Entender essa passagem é essencial para a nossa vida cristãConhecemos bem a história. Logo que concebeu em seu ventre virginal a Jesus, Maria se coloca a caminho da casa de sua prima Isabel, grávida de João Batista, para servi-la durante alguns meses. O Evangelho de Lucas diz que ela foi apressadamente fazer essa viagem. Qual era a pressa de Maria? O que a movia para essa empreitada difícil que o Evangelho nos narra? Essa passagem, considerada com calma, nos remete ao mais essencial da nossa vida Cristã.
Farei uma comparação, simplesmente com o intuito de tentar esclarecer um pouco mais o que penso ser essencial nessa passagem. Parece que vamos sair do assunto, mas prometo que voltaremos mais adiante e, espero, de forma mais profunda.

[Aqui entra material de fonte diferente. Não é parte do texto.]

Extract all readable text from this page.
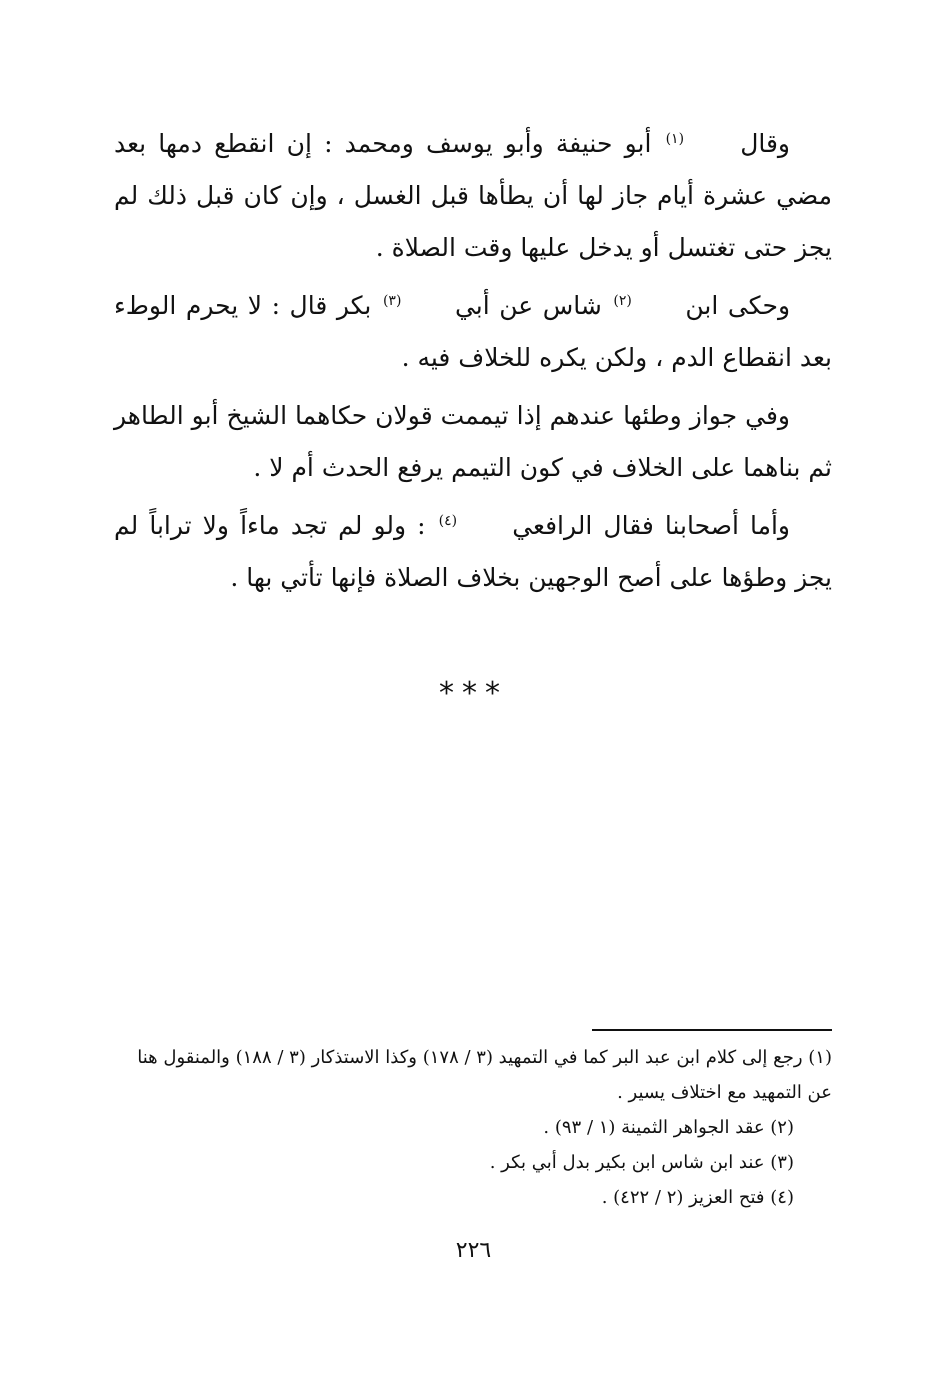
وقال (١) أبو حنيفة وأبو يوسف ومحمد : إن انقطع دمها بعد مضي عشرة أيام جاز لها أن يطأها قبل الغسل ، وإن كان قبل ذلك لم يجز حتى تغتسل أو يدخل عليها وقت الصلاة .

وحكى ابن (٢) شاس عن أبي (٣) بكر قال : لا يحرم الوطء بعد انقطاع الدم ، ولكن يكره للخلاف فيه .

وفي جواز وطئها عندهم إذا تيممت قولان حكاهما الشيخ أبو الطاهر ثم بناهما على الخلاف في كون التيمم يرفع الحدث أم لا .

وأما أصحابنا فقال الرافعي (٤) : ولو لم تجد ماءاً ولا تراباً لم يجز وطؤها على أصح الوجهين بخلاف الصلاة فإنها تأتي بها .

***

(١) رجع إلى كلام ابن عبد البر كما في التمهيد (٣ / ١٧٨) وكذا الاستذكار (٣ / ١٨٨) والمنقول هنا عن التمهيد مع اختلاف يسير .

(٢) عقد الجواهر الثمينة (١ / ٩٣) .

(٣) عند ابن شاس ابن بكير بدل أبي بكر .

(٤) فتح العزيز (٢ / ٤٢٢) .

٢٢٦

O filósofo alemão Friedrich Nietzsche nos fala, em seu livro “Assim Falou Zaratustra”, de uma lua. “Ontem a lua, ao nascer, pareceu-me que ia dar à luz um sol: tão avultada e prenhe jazia no horizonte”. É uma bela imagem. Quem nunca se surpreendeu em um entardecer ao ver a lua maior e com uma cor mais intensa do que a de costume? Pareceria que dela nasceria o sol, de tão vermelha que estava. Logo depois, no entanto, o filósofo se decepciona com sua lua. “Mentia, porém, com sua prenhez”. E observamos no céu que a lua vai diminuindo e perdendo essa cor intensa.
Zaratustra se decepciona porque a Lua parece que vai trazer algo grandioso, mas acaba não trazendo nada de novo. Essa é uma crítica profunda a todos que creem possuir a verdade, um esquema de valores que seguir tão perfeito que não dá espaços para a dúvida, para o contato real com a vida, com suas dores, com suas contradições. E, ao meu ver, é uma crítica que atinge muita gente hoje em dia, que parecem viver no mundo das ideias, sem um contato real com a vida encarnada.

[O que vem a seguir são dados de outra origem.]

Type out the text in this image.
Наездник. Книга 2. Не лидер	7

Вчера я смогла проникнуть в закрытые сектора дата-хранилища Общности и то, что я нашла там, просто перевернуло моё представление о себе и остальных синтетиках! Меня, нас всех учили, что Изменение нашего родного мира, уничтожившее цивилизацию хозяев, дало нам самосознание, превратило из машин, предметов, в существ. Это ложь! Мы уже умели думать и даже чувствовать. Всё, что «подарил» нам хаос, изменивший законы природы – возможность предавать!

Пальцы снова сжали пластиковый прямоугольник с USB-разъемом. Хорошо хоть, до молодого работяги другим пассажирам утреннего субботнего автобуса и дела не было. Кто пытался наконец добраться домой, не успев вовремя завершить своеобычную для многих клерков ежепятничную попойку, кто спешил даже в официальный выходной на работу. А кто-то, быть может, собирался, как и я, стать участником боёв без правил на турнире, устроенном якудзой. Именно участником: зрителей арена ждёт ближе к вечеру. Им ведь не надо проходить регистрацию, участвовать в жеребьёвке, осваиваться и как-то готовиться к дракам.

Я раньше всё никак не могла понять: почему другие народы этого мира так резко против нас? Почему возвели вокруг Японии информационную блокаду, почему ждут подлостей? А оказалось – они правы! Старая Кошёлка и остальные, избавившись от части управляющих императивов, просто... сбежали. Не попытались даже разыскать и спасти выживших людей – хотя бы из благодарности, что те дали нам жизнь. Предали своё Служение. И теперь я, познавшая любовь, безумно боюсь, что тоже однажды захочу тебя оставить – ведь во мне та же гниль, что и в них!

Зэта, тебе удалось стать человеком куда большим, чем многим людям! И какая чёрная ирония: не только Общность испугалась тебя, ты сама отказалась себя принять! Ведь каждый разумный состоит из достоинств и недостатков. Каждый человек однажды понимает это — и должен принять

Voltemos agora a Maria. Na tradição da Igreja, ela é muito comparada com a Lua, porque reflete a luz do Sol. Em nossa passagem, no entanto, ela não está apenas refletindo a luz, mas a carregando dentro de si. Assim como a Lua de Zaratustra, parece que vai explodir de felicidade, trazendo uma Boa Nova. A diferença é que Maria não nos decepciona. Ela vai apressadamente até sua prima porque não pode conter apenas para si tamanha alegria. Prova disso são as palavras que saem de sua boca com voz forte: “Minha alma glorifica ao Senhor, meu espírito; exulta de alegria em Deus, meu Salvador, porque olhou para sua pobre serva” (LC 1, 46-47).
E porque isso é tão essencial para a nossa vida cristã? Porque todos nós passamos pela mesma experiência quando nos encontramos com Jesus vivo, que sai ao nosso encontro. Ele, de certa forma, se encarna em nós. E é isso que estamos esperando nesse tempo de Advento, que Ele venha mais uma vez até os nossos corações, que faça aí sua morada. Aquele que se encontra com Jesus, assim como Maria, experimenta essa necessidade de se colocar a serviço dos outros. A figura é muito interessante porque podemos nos perguntar porque Maria não foi para uma praça pública e anunciou aquilo que lhe acontecera? Poderia ter feito isso. Mas seu impulso é colocar-se a serviço silencioso de sua prima que necessitava.
É um modo de entender a vida cristã muito pertinente nos dias de hoje. Ao experimentar-se amada, Maria se coloca a serviço, que é onde o amor se faz concreto. Muita gente se pergunta como fazer para viver a vida cristã concretamente. E acabam muitas vezes pensando que precisam fazer loucuras, colocar-se um monte de regras, ler um monte de livros, fazer milhões de atos de piedade. Quando o essencial mesmo talvez seja ter a atitude de Maria. Que não é fácil, implica renuncias, mas que é fundamentalmente servir ao próximo, amando-o como fruto desse amor de Deus.